While the cost and speed of sample preparation are a major upgrades, these upgrades are not a huge step in speeding the adoption of next generation sequencing in diagnostic laboratories. While the MiSeq and MiniSeq costing around $50,000 sequence around 25 million base pairs, the iSeq 100 manages only around 4 million base pairs. It is also way slower in post processing the data, making it basically unusable in time critical diagnostic laboratories.
Originally mentioned in 2009 under the codename “Firefly,” the iSeq100 was conceived as a competitor to desktop sequencers made by Ion Torrent. A company which is today owned by Thermo Fisher Scientific, the same company that owns Illumina.

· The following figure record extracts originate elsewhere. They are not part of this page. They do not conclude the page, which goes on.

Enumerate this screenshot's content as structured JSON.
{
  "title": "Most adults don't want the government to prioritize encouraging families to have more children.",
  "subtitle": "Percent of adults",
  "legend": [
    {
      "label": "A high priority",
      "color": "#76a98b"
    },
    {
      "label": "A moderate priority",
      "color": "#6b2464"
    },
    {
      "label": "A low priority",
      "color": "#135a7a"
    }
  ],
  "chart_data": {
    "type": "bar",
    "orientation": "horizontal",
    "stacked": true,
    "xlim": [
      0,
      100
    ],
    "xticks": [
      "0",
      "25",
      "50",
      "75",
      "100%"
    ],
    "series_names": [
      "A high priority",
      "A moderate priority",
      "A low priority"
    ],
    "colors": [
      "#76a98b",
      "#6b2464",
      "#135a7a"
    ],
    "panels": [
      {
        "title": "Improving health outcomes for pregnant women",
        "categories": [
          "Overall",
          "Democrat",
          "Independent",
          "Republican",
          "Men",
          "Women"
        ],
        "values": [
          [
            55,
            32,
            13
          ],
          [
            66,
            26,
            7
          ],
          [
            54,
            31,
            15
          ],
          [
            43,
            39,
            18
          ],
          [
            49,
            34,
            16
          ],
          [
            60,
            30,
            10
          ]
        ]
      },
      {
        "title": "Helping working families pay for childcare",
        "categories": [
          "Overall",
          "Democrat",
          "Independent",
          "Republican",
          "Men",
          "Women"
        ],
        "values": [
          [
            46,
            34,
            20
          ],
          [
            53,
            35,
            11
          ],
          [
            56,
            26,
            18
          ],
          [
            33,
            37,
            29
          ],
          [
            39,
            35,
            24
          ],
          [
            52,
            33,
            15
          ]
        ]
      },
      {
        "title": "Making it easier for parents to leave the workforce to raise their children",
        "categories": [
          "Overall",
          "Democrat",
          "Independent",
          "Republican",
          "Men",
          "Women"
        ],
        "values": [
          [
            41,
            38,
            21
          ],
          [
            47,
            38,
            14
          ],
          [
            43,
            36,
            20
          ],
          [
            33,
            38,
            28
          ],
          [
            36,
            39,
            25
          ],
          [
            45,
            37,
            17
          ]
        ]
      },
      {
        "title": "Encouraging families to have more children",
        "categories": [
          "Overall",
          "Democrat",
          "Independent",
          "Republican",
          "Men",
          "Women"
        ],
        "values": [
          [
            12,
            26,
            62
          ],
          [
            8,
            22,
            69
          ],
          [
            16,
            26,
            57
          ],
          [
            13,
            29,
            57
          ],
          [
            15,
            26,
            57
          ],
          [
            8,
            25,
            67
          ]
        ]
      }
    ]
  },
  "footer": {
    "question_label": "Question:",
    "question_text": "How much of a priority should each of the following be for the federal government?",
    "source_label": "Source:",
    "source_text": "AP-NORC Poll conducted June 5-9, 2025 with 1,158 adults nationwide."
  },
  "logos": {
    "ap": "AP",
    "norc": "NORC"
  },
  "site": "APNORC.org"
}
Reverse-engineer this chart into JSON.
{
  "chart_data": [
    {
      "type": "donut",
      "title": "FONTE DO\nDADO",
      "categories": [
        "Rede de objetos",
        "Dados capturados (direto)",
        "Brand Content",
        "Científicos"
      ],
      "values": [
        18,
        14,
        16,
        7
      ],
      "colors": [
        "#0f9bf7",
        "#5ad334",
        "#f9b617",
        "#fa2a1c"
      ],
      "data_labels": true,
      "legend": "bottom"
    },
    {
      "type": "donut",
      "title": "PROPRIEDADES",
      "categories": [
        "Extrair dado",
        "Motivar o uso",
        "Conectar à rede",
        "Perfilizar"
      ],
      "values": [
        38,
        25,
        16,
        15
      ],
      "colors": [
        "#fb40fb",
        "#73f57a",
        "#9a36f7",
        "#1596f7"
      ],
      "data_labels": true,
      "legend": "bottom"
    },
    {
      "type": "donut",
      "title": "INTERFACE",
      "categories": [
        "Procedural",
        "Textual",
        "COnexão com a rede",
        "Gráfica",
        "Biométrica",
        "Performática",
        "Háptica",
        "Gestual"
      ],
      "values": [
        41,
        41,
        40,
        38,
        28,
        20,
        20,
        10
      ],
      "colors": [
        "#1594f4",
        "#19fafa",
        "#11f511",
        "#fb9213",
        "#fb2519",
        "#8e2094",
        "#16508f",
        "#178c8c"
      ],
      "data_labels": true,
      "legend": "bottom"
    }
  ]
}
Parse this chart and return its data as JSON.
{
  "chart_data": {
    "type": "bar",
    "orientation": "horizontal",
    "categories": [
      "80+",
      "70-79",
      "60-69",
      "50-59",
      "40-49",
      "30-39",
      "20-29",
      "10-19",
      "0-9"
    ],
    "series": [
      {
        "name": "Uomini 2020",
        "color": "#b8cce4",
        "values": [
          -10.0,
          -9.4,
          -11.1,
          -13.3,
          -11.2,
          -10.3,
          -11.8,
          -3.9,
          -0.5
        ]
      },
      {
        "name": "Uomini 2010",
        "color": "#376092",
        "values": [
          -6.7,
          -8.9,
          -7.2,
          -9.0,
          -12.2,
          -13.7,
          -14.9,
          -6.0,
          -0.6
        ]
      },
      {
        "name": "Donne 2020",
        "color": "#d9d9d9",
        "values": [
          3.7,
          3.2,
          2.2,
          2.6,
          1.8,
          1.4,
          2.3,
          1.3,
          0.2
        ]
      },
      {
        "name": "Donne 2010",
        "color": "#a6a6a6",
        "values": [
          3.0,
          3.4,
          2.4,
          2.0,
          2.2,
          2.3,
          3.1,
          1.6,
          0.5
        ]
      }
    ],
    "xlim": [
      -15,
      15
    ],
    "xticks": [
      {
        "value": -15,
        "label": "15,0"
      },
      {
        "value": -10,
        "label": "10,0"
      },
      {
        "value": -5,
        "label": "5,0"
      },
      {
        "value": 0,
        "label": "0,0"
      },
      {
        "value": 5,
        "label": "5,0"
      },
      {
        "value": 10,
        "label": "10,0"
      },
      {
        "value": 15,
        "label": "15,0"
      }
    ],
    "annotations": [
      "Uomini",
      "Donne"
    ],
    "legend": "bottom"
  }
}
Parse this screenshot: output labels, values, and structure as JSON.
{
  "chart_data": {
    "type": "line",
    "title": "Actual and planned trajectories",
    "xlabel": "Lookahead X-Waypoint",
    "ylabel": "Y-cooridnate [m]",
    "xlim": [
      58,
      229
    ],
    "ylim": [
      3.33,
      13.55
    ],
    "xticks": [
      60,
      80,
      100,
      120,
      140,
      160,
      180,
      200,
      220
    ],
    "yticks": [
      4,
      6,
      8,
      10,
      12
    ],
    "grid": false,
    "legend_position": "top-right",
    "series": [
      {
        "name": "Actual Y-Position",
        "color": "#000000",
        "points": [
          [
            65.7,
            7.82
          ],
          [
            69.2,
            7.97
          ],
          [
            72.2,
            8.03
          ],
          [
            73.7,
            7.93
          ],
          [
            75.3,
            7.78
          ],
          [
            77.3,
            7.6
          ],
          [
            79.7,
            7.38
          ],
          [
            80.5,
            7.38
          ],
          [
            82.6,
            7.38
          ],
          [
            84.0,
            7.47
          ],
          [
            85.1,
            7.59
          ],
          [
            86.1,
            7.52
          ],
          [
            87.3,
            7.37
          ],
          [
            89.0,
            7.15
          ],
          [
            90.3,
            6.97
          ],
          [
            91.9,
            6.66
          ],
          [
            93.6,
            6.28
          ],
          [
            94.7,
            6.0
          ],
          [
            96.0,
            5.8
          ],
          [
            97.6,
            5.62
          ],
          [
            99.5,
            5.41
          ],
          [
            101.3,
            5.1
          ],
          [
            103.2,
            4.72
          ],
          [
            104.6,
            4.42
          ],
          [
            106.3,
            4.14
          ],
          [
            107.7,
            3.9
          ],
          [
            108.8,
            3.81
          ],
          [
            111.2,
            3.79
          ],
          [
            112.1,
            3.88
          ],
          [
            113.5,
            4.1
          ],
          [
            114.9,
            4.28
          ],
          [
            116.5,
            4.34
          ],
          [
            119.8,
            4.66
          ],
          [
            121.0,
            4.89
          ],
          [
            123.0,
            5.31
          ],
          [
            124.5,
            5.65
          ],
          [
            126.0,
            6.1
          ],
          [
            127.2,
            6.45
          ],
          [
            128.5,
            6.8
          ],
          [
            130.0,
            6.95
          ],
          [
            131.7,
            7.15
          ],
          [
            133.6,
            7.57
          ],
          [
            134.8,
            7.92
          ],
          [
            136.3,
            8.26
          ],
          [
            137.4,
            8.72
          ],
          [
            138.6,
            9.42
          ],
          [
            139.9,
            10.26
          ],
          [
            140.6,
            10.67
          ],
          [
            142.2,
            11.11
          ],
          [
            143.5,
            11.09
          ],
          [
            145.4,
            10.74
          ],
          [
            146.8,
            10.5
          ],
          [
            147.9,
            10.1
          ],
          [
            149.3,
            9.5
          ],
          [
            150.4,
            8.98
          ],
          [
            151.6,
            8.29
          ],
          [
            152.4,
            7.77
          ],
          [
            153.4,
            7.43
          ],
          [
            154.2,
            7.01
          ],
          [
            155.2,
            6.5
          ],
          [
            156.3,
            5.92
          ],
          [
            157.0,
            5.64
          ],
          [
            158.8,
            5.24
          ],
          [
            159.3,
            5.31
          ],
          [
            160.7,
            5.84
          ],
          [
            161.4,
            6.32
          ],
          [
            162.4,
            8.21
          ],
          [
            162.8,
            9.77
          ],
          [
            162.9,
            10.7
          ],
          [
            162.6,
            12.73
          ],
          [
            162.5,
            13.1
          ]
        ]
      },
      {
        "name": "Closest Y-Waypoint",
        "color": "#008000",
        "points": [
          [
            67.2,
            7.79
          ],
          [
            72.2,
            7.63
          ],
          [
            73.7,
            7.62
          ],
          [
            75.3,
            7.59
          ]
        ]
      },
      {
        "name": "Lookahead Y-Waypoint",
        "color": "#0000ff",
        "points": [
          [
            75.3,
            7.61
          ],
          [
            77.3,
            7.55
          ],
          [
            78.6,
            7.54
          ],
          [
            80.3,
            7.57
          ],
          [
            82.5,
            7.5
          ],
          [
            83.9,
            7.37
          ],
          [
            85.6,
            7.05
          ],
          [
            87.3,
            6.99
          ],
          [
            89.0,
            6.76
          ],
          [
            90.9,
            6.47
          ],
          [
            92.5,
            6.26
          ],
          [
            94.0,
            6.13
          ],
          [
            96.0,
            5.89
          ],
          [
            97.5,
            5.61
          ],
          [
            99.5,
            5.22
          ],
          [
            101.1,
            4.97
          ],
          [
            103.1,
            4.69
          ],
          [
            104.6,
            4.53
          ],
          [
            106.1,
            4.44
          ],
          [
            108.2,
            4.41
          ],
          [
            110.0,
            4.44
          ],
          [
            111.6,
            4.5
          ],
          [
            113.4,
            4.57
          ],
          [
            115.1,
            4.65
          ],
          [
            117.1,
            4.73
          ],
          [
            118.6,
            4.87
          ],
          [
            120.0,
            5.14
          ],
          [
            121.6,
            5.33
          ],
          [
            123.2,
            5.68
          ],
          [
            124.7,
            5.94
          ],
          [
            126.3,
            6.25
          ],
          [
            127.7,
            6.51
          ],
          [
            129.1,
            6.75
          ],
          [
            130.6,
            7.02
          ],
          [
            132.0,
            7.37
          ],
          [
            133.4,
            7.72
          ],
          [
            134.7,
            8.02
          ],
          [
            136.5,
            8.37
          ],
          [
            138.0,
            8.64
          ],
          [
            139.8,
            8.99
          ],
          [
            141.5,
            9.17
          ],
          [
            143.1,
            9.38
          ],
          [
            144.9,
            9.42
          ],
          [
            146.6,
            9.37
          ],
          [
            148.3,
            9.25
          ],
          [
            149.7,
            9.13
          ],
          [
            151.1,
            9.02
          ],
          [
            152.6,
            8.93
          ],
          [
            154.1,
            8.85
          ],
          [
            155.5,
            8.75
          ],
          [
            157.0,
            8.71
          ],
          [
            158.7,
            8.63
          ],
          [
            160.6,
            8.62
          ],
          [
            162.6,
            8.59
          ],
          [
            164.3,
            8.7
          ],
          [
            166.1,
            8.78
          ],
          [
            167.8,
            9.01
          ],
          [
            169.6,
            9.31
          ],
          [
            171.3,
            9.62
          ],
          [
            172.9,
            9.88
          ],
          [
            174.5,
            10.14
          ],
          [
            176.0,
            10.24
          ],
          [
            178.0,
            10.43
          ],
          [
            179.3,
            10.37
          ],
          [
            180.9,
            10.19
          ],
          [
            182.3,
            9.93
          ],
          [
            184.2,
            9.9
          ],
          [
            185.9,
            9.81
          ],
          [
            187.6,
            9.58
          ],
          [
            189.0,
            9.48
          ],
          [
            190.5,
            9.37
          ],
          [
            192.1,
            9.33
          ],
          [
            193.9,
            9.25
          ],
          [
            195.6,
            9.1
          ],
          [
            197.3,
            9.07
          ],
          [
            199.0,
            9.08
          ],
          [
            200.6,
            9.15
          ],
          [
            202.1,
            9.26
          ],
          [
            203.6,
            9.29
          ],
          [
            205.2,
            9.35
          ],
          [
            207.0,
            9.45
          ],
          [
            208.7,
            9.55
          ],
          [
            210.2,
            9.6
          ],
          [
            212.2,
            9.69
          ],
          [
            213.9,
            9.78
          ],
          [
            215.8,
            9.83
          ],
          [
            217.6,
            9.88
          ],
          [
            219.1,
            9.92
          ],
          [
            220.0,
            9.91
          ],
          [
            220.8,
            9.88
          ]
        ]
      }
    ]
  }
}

The $20000 sequencer uses both a CMOS chip and Illumina’s normal sequencing-by-synthesis technology. The cost to prepare samples will be cheaper ranging from $25 to $150, although the company did not announce the price of accompanying reagents.
Oxford Nanopore sequencers are achieving 1 million base pairs making iSeq 100 like desktop sequencers obsolete. Illumina is essentially competing against itself by beating the MiSeq and MiniSeq sequencers in terms of price. There’s hope that the next generation of desktop sequencers might sort out the time and base pair length while further reducing the price of acquisition.